The markings in the trilobite and cross tilings define a lattice of squares, and another twice as large, and other twice as large, etc, ad infinitum. Here is a similar kind of hierarchical structure in the cubic lattice, with scaled up copies of the platonic honeycomb {4,6}, four squares at each vertex. (This is a lot of fun to draw by hand — eventually I’ll find a few of these drawings and add them here. In the meanwhile draw your own!)

(pix from the video on time at the Geometry Center, on a great big SGI workstation; didn’t fit on VHS.)

Both threelobites and trilobites, and any n-dimensional lobites, are cubes (squares, hypercubes…) with, with one half-sized cube missing from a corner. In both the threebolite and the trilobite (and for arbitrary n-dimensional lobolite), the markings are layers, with one side one color and the other side another color, of codimension one (so are curves for the trilobite, sheets for the threelobite), following the coordinate planes (where one coordinate is zero). These lobites use “tip-to-tip” matching rules, which only allow the lobites to form hierarchical structures like the ones shown above.

These are the three basic trilobite forms:

Four of the five images below are different views of the same threelobite, the one shown at top in the figure above. (The odd tile out isn’t actually used.) These drawings were meticulously made in Adobe Illustrator, in the fall of 1994.

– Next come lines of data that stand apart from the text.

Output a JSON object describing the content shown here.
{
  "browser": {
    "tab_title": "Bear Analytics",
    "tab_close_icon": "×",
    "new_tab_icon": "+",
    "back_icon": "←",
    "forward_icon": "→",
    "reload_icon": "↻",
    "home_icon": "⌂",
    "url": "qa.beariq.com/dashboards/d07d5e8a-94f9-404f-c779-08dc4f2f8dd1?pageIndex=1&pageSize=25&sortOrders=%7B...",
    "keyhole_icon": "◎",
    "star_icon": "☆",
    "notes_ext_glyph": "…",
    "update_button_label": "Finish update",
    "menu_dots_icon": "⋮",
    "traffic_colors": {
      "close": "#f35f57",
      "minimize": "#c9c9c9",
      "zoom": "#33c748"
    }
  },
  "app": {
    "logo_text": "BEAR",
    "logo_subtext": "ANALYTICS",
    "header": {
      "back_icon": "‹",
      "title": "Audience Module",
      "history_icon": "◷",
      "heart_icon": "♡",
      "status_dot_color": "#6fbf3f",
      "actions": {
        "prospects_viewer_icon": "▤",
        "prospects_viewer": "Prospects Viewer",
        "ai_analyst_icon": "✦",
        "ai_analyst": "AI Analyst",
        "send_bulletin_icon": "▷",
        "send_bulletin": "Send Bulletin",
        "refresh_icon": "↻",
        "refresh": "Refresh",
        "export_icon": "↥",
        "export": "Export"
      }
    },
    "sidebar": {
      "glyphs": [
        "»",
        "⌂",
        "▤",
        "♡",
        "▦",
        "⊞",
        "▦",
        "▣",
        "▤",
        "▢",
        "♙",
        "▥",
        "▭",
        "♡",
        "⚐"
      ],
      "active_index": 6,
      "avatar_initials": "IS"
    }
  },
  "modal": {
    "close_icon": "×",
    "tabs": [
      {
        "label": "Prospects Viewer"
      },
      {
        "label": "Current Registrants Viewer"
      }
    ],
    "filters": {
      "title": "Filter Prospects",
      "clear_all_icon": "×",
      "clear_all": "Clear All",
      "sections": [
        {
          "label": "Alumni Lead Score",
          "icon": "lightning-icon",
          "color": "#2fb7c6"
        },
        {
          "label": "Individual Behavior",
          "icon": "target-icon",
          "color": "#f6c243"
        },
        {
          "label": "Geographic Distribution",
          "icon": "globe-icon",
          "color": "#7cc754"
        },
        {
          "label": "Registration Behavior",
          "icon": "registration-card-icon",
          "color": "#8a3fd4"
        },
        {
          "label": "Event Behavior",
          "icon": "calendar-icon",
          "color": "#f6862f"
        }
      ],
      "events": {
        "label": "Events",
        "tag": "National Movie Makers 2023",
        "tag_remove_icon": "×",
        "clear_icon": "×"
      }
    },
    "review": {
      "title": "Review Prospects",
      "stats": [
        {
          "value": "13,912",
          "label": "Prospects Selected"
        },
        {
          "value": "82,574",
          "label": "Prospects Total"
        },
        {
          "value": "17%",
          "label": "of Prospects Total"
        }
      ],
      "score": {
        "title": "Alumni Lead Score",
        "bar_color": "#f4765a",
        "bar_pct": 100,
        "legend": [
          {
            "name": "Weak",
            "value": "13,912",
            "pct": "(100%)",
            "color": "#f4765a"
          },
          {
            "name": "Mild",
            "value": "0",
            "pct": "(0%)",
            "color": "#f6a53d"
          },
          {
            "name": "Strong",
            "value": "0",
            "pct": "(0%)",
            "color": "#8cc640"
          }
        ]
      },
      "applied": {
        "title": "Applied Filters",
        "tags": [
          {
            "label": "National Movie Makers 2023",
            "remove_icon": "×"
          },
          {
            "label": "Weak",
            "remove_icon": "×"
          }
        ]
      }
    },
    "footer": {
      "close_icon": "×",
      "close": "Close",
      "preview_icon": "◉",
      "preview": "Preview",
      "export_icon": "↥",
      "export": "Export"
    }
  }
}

Here are a couple more images from the Geometry Center days, taken off of the transfer of VHS to YouTube:

In the end, all of this went by the wayside. In all higher dimensions, there is a simple pair of tiles that enforce this hierarchical structure — but one of the tiles has a disconnected interior. But the threelobites remain nice way to visualize and think about these structures and matching rules— but really I’m just fond of the drawings. Here’s the aperiodic pair in three dimensions:

top row: an aperiodic pair of tiles, the L, and the I, with disconnected interior; the Is come together to form crosses, with not restriction. bottom: the L’s can only form larger Ls.